We will now apply in one go all the manipulations of the input dataset that we have seen yesterday

First we drop all features that either correspond to unwanted objects (third lepton) or to labels we will need later on for regression.

In [None]:
sig.head()


In [None]:
signal = sig.drop(["Hreco_Lep2_pt", "Hreco_Lep2_eta", "Hreco_Lep2_phi", "Hreco_Lep2_mass", "Hreco_evt_tag", "Hreco_HTXS_Higgs_y"], axis=1 )

X = signal.drop(["Hreco_HTXS_Higgs_pt"], axis=1)
y = signal["Hreco_HTXS_Higgs_pt"]


and we split the data into training and test dataset.
Let's also go straight to the downsampling (you can run on your own on the whole training dataset, but for this demonstration we don't need to do that).

In [None]:
import sklearn
X_train, X_test, y_train, y_test = sklearn.model_selection.train_test_split(X, y, test_size=0.33, random_state=42)
print("We have", len(X_train), "training samples and ", len(X_test), "testing samples")

Ntrain=10000
Ntest=2000
X_train = X_train[:Ntrain]
y_train = y_train[:Ntrain]
X_test = X_test[:Ntest]
y_test = y_test[:Ntest]


from sklearn.preprocessing import StandardScaler

# NOTE: in earlier versions of the StandardScaler, `.values.reshape(-1,1)` was not needed. The interface must have changed.

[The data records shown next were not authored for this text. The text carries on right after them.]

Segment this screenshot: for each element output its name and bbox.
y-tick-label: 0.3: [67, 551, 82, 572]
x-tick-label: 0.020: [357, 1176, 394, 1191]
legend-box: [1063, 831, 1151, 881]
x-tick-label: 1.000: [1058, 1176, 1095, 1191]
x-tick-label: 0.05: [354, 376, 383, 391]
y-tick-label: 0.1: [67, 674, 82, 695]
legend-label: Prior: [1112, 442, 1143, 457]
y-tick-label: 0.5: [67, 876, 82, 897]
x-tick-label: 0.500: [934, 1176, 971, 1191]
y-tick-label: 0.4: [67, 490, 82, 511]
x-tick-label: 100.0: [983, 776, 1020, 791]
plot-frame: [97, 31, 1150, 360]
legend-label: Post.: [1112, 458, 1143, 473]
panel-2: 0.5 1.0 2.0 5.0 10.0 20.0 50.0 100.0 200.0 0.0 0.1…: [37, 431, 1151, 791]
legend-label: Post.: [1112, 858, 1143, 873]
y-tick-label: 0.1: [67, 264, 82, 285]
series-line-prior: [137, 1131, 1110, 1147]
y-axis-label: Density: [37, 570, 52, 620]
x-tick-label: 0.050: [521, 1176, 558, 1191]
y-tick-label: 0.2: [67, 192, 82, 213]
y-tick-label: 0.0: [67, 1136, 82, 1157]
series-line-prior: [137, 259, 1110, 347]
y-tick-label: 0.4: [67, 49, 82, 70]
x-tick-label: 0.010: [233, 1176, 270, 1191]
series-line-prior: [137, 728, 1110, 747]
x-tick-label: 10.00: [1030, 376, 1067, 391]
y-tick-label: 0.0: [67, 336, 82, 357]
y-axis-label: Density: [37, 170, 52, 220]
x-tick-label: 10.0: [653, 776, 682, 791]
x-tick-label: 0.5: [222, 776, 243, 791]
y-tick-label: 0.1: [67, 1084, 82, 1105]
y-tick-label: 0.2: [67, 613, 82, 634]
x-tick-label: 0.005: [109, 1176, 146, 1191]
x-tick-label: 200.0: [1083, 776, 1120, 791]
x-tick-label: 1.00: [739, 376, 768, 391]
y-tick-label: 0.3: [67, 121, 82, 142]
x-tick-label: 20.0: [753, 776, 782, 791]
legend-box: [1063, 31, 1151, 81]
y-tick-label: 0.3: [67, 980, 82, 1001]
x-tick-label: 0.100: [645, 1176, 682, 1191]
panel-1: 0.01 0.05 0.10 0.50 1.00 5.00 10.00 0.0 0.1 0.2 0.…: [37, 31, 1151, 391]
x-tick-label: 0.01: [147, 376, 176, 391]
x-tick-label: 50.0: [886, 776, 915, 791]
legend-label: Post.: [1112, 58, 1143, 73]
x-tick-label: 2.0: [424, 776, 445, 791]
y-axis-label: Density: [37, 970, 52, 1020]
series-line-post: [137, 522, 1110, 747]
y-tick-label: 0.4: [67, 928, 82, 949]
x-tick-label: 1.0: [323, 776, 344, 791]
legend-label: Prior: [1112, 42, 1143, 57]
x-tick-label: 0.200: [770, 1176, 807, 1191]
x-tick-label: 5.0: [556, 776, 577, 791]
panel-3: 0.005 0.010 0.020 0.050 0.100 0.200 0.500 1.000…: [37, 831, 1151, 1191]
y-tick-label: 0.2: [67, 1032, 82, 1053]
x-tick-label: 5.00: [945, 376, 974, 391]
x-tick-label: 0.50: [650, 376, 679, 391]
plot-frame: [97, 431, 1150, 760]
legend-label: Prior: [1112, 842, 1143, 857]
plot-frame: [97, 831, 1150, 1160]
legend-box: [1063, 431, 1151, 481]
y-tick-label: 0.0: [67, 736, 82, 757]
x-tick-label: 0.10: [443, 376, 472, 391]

for column in X_train.columns:
    scaler = StandardScaler().fit(X_train[column].values.reshape(-1,1))
    X_train[column] = scaler.transform(X_train[column].values.reshape(-1,1))
    X_test[column] = scaler.transform(X_test[column].values.reshape(-1,1))


For neural networks we will use `pytorch`, a backend designed natively for tensor operations.
I prefer it to tensorflow, because it exposes (i.e. you have to call them explicitly in your code) the optimizer steps and the backpropagation steps.

You could also use the `tensorflow` backend, either directly or through the `keras` frontend.
Saying "I use keras" does not tell you which backend is being used. It used to be either `tensorflow` or `theano`. Nowadays `keras` is I think almost embedded inside tensorflow, but it is still good to specify.

`torch` handles the data management via the `Dataset` and `DataLoader` classes.
Here we don't need any specific `Dataset` class, because we are not doing sophisticated things, but you may need that in the future.

The `Dataloader` class takes care of providing quick access to the data by sampling batches that are then fed to the network for (mini)batch gradient descent.

In [None]:
class MyDataset(Dataset):
    def __init__(self, X, y, device=torch.device("cpu")):
        self.X = torch.Tensor(X.values if isinstance(X, pd.core.frame.DataFrame) else X).to(device)
        self.y = torch.Tensor(y.values).to(device)

    def __len__(self):
        return len(self.y)

    def __getitem__(self, idx):
        label = self.y[idx]
        datum = self.X[idx]
        
        return datum, label

batch_size=2048 # Minibatch learning


train_dataset = MyDataset(X_train, y_train)
test_dataset = MyDataset(X_test, y_test)

train_dataloader = DataLoader(train_dataset, batch_size=batch_size, shuffle=True)
test_dataloader = DataLoader(test_dataset, batch_size=batch_size, shuffle=True)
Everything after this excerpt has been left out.